Investigating the Performance and Reliability, of the Q-Learning Algorithm in Various Unknown Environments

Self-reinforcement algorithms, especially Q-learning and value iteration have been popular and effective for navigating mobile robots. To provide a deeper insight through their performance and usage, this paper investigates solving a simple Q-Learning problem for various working environments for mobile robots. No matter how quick or reliable they are, all temporal difference algorithms employ iterative methods to produce desired results. For this reason, in this paper, we looked at the relationship between episode steps, mesh sizes, and most importantly the impact of the environment on both convergence rate and solution reliability. As previously indicated, the majority of the conclusions of this study about the relationship between computation cost and environment and also dependability can be transferred to more sophisticated temporal difference-based algorithms because all methods are iterative.

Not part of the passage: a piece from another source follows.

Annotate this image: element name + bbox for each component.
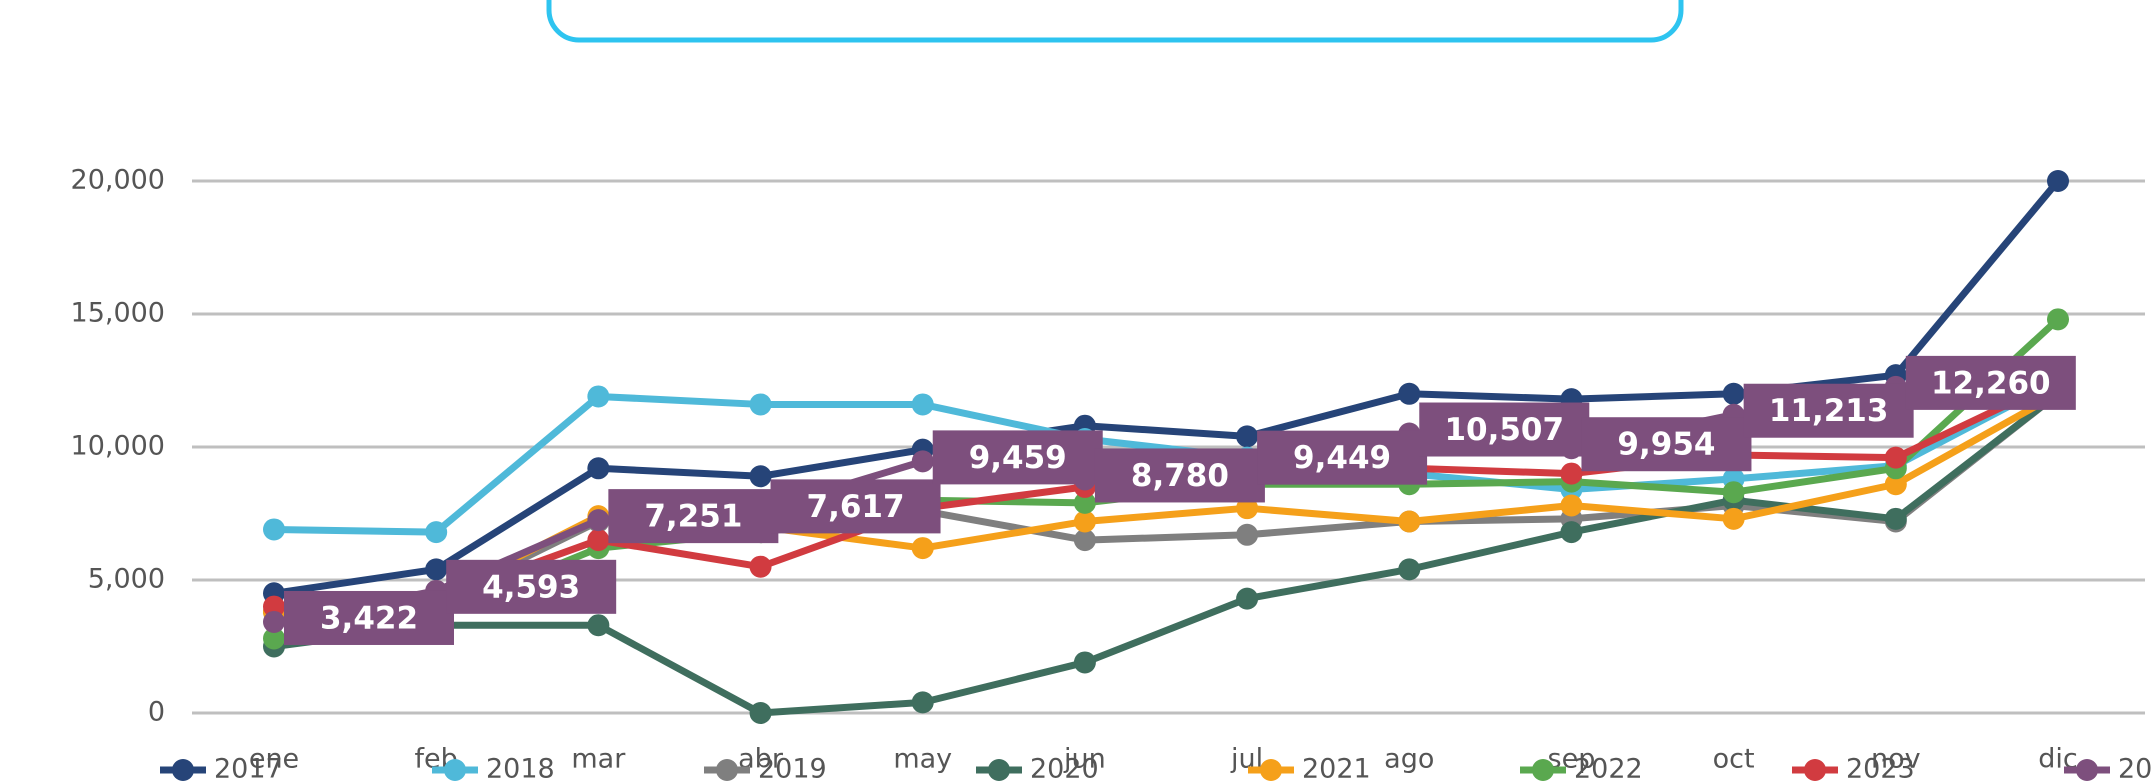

As many robotic applications for reinforcement learning have two or three-dimensional state space for path planning, knowing the approximate convergence episode count would be a useful tool for researchers to tackle non-optimal episodes, especially on embedded systems with computational constraints. The content also discussed the relationship between three mesh sizes and tried to guide researchers to implement their reinforcement learning pipeline more effectively. As shown by this work, the performance and reliability of iterative reinforcement learning algorithms depend deeply on the environment. In certain cases, increasing the number of episodes would not alter the results entirely. Therefore, when solving these kinds of maps, researchers would refrain from using Q-learning techniques.